Not only would we love to see the true story of what the woman behind our favourite books is really like, but we also just think she'd be a lot of fun. Famous for her magical Twitter takedowns and fervent criticism of anyone that doesn't strive for equality, she'd surely be one of the wittiest and most entertaining members of the house, and get along with everyone else too.

5. Oprah

It would be kind of rude to leave out the “Queen of Media”, someone who’s been ranked the most influential women in the world multiple times, wouldn't it? With a rags-to-riches, media revolutionising story, and an insanely colourful life - including poverty, teenage pregnancy and drug use - she'd certainly have an interesting tale or two to tell. As if that wasn't enough, she's also one of the world's biggest philanthropists, having given millions to educational causes and raised awareness of causes including AIDS and LGBT rights. We like to think she'd be the one that puts everyone else in their place, and boy she's earned it. 

Don't get me wrong, wishing for these ladies isn't to detract from any of those currently in the house.
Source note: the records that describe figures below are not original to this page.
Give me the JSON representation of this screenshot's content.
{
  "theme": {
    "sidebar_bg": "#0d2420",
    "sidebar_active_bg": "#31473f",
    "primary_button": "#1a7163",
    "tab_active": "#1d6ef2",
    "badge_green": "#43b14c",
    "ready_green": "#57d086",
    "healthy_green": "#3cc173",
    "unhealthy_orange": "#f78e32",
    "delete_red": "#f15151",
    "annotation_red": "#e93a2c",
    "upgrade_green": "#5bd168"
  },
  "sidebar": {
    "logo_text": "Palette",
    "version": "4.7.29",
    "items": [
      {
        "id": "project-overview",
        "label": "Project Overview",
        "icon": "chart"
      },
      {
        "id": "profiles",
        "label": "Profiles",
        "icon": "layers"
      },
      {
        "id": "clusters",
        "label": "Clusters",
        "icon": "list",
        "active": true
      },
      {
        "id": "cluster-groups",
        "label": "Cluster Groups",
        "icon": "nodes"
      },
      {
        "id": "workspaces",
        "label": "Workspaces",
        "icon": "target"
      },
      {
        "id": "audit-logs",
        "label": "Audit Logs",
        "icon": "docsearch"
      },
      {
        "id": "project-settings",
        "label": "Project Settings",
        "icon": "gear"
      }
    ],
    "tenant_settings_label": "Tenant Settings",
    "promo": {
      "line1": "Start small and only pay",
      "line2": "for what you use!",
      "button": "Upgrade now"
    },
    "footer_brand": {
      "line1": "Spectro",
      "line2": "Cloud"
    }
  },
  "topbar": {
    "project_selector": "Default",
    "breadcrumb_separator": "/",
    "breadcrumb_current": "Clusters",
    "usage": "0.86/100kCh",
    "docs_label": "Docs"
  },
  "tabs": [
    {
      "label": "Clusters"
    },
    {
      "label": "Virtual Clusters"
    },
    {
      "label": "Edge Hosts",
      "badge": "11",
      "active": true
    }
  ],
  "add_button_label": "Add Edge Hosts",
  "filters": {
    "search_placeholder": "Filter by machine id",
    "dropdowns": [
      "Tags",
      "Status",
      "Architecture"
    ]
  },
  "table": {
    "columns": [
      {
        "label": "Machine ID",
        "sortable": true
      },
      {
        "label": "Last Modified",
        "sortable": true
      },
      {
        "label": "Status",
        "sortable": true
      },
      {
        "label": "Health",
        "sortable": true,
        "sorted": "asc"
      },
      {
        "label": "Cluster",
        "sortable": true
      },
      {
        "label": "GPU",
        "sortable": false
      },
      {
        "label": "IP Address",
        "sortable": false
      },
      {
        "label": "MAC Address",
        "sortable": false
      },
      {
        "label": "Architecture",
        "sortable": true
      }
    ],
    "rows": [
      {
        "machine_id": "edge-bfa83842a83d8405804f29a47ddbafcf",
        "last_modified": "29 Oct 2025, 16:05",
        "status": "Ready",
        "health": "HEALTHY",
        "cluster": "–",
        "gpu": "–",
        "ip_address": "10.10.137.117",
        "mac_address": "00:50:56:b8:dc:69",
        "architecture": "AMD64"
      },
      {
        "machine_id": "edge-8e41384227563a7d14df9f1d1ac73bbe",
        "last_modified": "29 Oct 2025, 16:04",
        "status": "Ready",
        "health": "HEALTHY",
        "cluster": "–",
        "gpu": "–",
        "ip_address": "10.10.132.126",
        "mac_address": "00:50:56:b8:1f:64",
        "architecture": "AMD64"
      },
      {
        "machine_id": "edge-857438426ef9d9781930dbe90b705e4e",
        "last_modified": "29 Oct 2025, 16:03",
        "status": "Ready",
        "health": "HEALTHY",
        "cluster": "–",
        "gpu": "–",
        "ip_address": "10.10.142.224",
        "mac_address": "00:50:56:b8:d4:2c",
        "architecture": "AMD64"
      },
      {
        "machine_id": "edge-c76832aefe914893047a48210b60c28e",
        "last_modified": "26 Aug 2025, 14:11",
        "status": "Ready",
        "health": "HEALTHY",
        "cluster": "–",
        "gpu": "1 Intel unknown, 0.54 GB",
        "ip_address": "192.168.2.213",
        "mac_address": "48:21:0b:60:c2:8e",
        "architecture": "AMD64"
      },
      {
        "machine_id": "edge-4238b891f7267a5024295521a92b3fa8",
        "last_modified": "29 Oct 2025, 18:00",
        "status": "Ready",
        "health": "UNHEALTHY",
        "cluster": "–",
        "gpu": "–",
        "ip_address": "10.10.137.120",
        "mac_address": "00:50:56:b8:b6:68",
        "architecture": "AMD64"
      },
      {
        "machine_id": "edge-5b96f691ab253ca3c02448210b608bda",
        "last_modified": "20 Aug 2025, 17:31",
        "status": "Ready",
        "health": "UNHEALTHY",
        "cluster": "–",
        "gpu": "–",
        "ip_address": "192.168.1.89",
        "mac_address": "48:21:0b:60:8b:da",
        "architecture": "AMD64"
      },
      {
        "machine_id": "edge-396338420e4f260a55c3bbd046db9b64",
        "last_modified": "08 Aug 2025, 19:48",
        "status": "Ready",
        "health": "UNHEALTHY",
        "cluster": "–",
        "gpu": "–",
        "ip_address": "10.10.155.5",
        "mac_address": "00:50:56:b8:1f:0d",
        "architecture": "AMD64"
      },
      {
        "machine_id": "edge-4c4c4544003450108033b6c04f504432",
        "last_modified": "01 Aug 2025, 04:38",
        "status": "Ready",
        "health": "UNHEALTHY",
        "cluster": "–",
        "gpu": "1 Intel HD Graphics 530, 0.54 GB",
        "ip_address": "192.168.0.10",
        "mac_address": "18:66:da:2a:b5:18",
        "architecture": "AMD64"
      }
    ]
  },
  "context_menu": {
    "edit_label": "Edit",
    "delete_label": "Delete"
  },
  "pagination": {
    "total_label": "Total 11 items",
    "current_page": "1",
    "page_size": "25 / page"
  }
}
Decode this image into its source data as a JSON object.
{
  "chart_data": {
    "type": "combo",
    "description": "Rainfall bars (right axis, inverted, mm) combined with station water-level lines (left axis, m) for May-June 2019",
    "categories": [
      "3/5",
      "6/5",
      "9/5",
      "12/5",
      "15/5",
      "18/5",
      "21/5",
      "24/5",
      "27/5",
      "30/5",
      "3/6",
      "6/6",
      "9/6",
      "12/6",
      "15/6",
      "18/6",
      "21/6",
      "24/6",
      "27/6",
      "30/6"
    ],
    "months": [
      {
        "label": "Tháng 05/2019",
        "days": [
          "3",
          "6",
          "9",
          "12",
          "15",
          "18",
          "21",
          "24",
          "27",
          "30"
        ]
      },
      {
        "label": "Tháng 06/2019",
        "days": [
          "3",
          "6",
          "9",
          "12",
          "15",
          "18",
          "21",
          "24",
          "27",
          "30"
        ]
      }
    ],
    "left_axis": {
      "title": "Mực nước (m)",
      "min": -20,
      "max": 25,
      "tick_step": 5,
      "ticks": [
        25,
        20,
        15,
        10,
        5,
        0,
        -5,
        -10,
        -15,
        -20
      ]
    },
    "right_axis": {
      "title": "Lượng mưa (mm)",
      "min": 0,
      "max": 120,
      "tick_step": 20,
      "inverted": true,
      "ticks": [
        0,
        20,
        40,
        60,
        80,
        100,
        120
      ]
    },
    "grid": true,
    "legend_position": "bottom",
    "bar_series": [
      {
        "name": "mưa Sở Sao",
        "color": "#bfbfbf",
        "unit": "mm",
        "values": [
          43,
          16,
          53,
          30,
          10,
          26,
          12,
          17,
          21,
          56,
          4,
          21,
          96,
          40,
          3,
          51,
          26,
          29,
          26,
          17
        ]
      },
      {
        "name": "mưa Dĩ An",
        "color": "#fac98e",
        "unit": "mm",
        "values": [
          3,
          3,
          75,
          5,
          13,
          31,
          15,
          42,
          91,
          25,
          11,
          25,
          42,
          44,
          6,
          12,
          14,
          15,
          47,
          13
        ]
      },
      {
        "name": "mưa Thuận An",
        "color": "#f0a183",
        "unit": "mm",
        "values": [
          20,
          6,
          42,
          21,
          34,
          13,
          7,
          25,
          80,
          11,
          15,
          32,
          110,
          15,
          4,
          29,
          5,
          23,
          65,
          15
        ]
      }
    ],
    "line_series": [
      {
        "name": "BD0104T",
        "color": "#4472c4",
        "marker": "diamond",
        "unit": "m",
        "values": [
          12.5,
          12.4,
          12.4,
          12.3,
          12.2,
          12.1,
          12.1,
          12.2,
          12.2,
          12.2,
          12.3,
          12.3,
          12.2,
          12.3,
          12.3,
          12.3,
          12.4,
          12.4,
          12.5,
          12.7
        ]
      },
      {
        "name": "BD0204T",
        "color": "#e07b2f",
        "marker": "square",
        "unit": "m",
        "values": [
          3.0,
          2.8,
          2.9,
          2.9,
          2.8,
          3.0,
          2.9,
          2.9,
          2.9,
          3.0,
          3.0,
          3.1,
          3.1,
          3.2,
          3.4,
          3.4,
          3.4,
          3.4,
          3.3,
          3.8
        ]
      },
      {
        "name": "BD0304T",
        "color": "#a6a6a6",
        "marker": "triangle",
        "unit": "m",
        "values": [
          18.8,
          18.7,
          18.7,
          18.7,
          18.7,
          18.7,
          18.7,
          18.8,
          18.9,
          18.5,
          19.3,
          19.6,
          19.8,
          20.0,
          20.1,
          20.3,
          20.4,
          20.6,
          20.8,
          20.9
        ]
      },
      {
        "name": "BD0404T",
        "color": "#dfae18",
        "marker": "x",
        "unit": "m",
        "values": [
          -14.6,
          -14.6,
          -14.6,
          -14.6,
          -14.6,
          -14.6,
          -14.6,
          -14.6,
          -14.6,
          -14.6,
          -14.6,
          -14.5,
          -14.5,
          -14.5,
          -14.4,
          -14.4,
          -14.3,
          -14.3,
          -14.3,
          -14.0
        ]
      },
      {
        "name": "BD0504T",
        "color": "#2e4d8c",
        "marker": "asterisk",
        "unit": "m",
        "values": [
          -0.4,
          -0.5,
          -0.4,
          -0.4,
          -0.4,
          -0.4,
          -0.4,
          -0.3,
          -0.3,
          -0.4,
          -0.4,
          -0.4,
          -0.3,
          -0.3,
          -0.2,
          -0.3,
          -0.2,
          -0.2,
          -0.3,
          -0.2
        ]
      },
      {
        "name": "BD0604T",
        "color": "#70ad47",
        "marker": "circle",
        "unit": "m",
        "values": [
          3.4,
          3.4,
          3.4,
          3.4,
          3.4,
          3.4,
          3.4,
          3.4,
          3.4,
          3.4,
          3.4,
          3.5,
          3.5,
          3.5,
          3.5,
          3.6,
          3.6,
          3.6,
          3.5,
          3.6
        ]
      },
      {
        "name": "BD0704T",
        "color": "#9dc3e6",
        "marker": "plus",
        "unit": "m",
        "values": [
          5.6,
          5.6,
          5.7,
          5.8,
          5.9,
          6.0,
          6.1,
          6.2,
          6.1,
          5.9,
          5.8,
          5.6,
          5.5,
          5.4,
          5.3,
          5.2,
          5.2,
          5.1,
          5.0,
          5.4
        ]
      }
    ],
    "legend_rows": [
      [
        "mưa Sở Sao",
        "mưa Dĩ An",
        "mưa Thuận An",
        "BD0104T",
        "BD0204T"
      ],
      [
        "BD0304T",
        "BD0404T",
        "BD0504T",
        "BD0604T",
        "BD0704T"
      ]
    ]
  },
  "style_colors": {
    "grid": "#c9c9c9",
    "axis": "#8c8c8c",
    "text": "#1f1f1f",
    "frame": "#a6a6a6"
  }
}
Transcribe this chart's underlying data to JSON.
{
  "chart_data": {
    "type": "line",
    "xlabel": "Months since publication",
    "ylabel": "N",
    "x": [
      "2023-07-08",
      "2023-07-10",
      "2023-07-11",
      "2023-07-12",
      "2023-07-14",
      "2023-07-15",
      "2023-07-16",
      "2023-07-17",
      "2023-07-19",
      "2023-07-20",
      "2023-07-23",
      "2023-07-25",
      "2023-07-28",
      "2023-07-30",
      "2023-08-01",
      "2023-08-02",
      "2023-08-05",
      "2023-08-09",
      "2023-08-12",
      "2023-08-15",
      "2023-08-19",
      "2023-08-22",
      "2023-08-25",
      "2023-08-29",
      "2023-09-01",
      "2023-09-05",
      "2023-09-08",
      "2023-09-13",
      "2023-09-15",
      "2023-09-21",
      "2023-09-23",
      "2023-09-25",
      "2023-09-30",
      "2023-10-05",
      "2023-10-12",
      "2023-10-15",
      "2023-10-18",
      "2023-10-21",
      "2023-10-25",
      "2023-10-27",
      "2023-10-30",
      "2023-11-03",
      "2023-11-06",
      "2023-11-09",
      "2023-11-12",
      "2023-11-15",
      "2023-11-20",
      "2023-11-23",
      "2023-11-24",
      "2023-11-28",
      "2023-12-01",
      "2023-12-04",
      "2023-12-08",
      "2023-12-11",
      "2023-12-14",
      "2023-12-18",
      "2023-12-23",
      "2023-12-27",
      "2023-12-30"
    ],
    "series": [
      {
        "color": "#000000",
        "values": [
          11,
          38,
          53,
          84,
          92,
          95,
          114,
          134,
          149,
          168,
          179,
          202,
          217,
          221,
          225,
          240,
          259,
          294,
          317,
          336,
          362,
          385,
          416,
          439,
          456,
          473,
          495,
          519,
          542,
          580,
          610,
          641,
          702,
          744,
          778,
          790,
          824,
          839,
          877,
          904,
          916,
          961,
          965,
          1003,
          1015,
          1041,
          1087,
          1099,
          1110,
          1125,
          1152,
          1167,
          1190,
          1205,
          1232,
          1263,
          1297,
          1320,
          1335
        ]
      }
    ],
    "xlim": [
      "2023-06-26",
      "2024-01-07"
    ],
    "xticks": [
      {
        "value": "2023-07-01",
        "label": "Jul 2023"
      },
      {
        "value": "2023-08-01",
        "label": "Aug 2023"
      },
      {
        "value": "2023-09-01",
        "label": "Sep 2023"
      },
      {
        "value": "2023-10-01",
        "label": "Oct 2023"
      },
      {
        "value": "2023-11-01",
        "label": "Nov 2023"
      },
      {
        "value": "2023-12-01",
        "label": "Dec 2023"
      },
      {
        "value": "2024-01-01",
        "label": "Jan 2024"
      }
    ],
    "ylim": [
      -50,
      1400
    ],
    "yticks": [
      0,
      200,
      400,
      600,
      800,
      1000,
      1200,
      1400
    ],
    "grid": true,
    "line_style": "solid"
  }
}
But when, in the very first episode of a show that claims to be dedicated to celebrating one of the greatest achievements of feminism, a glamour model is shown even struggling to pronounce the word, you've got to wonder what the producers' intentions really are. Not to mention the fact that less than a week in, they're already sending blokes in - stomping all over their own PR campaign - because what, a show can't work without them?

So instead of pretending that there is anything vaguely feminist about this year's CBB, can we please just create TV that holds up women of great achievements and huge humility, working to empower each other, rather than relying on chucking women together and, as one panel member gleefully put it in the post-launch show analysis, "hoping for bitchiness!"

Who would you put in the CBB house if you were in charge?